Doch der Eindruck täuscht. Finanziell geht es der Stadt gar nicht gut. „An den Zahlen ist nicht zu rütteln“, sagt Beate Hoffmann. Ein ungeplanter größerer Posten wäre schon nicht mehr zu finanzieren. Kredite, Schulden, höhere Steuern für alle wären die Folge. Denn eine Stadt wie Niesky hantiert mit Millionen – und hat viele Verpflichtungen jenseits der Vorstellungen von Privatleuten. Nur zum Vergleich: Der Oberschulanbau kostet über zwei Millionen, das Wachsmannhaus 1,6 Millionen und die Eisstadionsanierung, Eisstadion gut vier Millionen Euro. Was der angedachte Ausbau der Niederschlesischen Magistrale im Raum Niesky die Stadt kostet, ist offen – kann aber auch schnell über die 500 000 oder eine Millionen Euro springen.

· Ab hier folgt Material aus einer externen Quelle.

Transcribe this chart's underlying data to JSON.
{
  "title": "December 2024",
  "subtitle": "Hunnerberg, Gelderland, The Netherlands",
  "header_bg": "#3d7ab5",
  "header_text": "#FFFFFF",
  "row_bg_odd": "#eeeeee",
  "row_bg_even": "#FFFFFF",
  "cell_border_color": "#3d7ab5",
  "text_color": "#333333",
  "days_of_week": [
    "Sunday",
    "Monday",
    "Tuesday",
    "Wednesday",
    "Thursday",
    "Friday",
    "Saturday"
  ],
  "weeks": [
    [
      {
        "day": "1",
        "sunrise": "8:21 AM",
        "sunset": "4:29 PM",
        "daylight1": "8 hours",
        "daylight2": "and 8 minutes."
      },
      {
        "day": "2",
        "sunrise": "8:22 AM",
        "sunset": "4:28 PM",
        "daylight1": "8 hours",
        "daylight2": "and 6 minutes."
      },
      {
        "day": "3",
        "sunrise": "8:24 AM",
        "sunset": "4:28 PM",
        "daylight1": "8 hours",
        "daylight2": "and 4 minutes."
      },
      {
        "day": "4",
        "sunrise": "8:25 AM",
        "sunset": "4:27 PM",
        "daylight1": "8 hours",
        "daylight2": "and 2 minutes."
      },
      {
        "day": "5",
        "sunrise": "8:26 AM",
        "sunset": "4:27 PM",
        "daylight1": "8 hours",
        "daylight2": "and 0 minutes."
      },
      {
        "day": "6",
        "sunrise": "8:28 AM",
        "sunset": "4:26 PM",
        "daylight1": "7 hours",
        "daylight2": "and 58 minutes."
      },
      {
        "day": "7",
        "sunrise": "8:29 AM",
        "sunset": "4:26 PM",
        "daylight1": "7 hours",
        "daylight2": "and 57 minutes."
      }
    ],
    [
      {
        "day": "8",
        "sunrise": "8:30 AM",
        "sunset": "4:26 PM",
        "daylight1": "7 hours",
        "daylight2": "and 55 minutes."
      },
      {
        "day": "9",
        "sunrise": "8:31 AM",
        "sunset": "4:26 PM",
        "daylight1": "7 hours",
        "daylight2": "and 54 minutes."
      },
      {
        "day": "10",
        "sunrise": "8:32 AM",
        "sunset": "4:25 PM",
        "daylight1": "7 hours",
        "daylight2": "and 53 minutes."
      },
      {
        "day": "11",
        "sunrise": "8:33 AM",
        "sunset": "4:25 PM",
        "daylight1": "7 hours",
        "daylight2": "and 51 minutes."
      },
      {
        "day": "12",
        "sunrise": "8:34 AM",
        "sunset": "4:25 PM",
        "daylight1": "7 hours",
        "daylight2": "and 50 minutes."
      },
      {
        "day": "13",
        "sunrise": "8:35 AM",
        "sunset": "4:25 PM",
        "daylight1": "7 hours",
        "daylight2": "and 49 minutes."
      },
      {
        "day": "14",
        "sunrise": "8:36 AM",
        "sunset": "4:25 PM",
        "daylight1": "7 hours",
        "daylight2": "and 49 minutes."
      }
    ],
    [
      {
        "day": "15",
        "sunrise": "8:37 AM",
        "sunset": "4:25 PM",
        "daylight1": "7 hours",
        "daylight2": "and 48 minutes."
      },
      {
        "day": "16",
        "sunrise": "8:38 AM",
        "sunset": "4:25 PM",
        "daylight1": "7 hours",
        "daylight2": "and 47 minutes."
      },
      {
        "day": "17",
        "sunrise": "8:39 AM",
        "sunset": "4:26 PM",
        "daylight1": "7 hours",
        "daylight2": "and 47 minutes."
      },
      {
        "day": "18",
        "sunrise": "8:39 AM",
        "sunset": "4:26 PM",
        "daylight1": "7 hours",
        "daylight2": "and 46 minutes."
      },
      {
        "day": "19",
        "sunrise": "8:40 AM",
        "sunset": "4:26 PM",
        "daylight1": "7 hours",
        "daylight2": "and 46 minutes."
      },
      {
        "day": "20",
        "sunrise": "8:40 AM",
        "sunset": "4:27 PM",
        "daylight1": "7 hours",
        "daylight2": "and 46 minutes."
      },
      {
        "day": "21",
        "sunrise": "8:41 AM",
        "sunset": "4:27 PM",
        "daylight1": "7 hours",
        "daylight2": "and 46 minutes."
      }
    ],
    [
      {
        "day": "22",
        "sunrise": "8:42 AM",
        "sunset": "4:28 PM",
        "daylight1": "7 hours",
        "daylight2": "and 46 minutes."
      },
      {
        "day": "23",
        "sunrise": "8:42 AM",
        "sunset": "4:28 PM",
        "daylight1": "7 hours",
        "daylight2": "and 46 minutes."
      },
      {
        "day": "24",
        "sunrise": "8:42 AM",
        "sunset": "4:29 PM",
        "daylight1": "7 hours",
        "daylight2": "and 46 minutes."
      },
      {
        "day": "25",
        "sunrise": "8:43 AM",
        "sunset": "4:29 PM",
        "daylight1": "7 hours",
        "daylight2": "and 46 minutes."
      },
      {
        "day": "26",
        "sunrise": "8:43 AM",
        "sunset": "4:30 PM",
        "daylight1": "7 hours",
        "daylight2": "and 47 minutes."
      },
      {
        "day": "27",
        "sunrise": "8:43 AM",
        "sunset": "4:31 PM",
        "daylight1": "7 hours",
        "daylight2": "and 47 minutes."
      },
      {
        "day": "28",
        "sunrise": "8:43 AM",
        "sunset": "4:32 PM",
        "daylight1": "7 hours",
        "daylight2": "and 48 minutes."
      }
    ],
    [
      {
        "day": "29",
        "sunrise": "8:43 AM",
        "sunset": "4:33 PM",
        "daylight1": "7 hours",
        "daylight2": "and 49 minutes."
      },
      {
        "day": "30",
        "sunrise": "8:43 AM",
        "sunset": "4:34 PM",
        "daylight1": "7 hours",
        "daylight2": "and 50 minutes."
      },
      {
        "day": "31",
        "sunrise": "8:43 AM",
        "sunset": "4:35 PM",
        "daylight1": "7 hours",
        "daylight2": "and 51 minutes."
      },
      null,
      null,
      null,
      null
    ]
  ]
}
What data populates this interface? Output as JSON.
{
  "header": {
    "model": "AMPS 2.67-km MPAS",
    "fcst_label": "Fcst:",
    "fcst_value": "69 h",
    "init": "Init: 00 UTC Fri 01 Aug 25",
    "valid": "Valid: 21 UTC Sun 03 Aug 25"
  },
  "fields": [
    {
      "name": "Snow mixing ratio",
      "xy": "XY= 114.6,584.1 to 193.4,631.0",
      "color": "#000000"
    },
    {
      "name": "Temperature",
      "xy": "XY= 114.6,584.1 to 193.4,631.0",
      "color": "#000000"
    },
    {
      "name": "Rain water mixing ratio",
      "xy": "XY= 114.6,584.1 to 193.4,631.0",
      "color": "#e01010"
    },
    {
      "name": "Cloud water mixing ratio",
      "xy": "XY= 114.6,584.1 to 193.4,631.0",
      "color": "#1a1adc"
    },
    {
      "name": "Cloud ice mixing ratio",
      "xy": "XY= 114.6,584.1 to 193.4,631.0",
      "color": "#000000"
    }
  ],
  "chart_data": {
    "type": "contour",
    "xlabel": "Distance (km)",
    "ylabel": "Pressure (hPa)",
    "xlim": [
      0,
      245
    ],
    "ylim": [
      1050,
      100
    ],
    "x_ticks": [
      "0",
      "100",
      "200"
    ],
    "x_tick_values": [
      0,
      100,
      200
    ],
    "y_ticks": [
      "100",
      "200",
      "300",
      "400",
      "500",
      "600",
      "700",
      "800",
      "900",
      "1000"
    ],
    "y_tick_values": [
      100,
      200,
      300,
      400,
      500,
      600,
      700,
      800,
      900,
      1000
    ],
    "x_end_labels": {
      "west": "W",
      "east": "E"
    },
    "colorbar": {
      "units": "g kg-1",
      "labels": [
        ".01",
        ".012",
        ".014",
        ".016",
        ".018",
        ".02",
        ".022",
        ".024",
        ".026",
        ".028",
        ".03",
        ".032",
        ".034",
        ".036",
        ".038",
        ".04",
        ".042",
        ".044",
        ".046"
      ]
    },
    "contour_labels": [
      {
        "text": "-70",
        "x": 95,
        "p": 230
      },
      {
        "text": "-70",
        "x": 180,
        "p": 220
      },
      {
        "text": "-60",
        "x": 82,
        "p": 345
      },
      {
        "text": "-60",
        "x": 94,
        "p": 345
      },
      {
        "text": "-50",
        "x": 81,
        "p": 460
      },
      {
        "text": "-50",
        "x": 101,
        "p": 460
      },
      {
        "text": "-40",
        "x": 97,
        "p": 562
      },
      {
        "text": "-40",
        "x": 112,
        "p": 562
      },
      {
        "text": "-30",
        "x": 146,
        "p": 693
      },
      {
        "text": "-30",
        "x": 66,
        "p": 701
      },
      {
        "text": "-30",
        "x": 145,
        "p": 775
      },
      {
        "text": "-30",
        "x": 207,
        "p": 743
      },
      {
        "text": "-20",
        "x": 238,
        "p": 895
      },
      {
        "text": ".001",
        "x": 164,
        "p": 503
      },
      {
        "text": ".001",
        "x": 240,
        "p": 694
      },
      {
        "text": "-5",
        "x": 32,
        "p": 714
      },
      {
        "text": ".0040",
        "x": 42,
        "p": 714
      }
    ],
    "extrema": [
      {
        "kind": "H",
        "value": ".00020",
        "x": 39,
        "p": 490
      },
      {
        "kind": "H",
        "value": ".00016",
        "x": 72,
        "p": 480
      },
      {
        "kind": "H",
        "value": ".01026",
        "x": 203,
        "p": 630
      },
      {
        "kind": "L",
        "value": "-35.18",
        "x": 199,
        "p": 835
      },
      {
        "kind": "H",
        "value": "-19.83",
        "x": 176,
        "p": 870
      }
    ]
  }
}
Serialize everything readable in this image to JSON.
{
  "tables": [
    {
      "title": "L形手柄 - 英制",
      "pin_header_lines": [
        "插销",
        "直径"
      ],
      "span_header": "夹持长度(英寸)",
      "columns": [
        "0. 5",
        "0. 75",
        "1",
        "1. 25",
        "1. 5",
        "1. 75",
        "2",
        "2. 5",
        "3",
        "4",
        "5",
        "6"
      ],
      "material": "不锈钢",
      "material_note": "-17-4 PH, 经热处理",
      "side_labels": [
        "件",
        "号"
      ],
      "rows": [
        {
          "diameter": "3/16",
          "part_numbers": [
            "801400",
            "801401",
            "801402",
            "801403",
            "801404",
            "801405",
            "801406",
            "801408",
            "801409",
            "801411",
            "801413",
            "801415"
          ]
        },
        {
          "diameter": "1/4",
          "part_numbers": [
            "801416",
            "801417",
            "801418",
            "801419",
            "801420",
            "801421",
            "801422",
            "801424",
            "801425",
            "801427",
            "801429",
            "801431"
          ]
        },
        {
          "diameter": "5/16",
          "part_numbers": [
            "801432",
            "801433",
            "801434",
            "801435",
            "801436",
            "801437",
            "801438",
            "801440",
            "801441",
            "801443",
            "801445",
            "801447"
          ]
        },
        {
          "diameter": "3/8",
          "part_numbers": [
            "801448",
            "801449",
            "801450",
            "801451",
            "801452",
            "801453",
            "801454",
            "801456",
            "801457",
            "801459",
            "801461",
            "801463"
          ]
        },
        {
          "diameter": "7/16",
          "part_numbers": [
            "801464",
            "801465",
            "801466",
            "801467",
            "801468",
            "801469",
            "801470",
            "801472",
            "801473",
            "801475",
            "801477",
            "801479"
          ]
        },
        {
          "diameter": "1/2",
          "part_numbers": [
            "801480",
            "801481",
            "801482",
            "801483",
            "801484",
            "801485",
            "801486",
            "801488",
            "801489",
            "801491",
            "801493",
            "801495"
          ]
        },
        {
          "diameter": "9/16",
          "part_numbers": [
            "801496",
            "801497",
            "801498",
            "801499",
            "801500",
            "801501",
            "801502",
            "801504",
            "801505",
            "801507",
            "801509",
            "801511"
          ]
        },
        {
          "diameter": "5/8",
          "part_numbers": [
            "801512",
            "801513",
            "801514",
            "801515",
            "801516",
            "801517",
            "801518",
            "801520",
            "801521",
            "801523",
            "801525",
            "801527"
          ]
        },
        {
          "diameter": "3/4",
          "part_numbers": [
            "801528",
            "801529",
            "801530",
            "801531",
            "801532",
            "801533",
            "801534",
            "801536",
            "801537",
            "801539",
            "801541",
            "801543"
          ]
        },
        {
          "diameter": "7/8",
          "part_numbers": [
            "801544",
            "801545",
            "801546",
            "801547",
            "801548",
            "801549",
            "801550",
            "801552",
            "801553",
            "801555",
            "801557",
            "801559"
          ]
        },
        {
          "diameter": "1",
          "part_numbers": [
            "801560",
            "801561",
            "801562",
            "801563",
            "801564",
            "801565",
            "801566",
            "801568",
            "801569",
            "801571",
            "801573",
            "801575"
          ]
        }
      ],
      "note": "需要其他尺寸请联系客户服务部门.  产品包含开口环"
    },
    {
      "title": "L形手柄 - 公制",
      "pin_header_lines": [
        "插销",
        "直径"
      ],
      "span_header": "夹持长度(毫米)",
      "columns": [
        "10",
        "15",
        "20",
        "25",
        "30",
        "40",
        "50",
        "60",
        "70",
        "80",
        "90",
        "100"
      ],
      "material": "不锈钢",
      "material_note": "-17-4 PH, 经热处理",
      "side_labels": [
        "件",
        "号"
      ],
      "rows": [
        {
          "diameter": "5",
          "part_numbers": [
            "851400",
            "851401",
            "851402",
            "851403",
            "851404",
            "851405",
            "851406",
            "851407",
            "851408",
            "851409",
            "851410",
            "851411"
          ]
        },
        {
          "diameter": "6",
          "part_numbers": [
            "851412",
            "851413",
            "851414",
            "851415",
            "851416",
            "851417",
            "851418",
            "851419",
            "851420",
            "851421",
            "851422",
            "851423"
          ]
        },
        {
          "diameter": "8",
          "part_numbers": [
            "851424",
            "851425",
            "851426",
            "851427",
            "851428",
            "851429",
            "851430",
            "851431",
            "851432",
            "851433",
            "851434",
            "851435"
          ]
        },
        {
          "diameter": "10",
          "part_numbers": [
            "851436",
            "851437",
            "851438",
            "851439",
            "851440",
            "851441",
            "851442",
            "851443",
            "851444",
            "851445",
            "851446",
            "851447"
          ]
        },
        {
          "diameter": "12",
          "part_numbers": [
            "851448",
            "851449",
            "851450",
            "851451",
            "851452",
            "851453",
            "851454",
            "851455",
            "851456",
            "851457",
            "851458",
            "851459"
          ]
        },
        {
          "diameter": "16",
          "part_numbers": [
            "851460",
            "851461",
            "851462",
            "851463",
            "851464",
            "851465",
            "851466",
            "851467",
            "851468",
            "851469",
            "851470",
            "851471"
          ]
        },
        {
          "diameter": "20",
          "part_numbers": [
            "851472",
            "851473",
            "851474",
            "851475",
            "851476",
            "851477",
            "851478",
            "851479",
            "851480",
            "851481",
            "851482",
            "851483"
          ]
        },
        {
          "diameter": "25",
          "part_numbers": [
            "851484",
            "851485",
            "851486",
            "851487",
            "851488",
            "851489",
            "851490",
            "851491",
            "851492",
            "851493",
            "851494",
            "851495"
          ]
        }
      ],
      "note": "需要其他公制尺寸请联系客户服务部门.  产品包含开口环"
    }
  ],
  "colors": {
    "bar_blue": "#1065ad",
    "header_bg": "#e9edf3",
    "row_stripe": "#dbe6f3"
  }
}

Diesmal hat es Beate Hoffmann noch geschafft, einen Haushalt zur Abstimmung vorzulegen, der ohne massive Einschnitte auskommt und gesetzeskonform ist. Anfang Mai muss der Stadtrat den Plan absegnen, sonst ist alles zu spät. Auch Oberbürgermeister Wolfgang Rückert wirbt deshalb für das grüne Licht der Räte. „Es war schwierig, einen gesetzeskonformen Haushalt hinzubekommen. Kredite müssen bedient und wichtige Investitionen getätigt werden, auch wenn die Einnahmen schwinden. „Wir wollen vermeiden, ein Jahr ohne Haushalt auszukommen – wie der Landkreis“, so Wolfgang Rückert. Man müsse sich aber klar machen: „Noch schlimmer kann es nicht werden.“
Gibt es die Zustimmung für den Haushalt, würde Niesky nicht durch die Kommunalaufsicht fremdbestimmt und muss auch keine Schulden machen, die nachfolgende Generationen belasten. Jedoch muss sich Niesky schon jetzt die Frage gefallen lassen, ob die Stadt ein Luxusproblem hat. Dieser Ansicht ist Ratsmann Bernd Funke. Der langjährige Bürgervertreter stellt unpopuläre Thesen in den Raum, weil „die Lage seit 20 Jahren nicht mehr so schlimm war“. So bringt er den beschlossenen Umbau des Feuerwehrgerätehauses Stannewisch in die Diskussion ein. Die Entscheidung, Kosel und Stannewisch nicht zwangszuvereinigen, werde teuer bezahlt. Bernd Funke: Den Gerätehausbau könne man sich nicht leisten – auch nicht in der abgespeckten Version ohne Schulungsraum. Doch Stadtoberhaupt und Ratsleute wollen sich auf diese Diskussion nicht einlassen. Zu viel Ärger hat es im Vorfeld gegeben, als die Feuerwehr Stannewisch gedroht hat, hinzuschmeißen – ohne neuen Stützpunkt. Rückert beschwichtigt zudem, weil jetzt erst mal die Planung anläuft. Stadtrat Andreas Konschak betont, dass es bei solchen Entscheidungen um Menschenleben gehe. Rätin Christine Lorenz hat andere Luxusprojekte im Auge, wo sie lieber sparen würde – ohne das näher auszuführen. Stadtrat Norbert Polossek wirbt dafür, zu Entscheidungen zu stehen. Und Kollege Sandro Simmank ist für die Strategie der kleinen Schritte. Somit läuft die Planung für das Feuerwehrgerätehaus weiter.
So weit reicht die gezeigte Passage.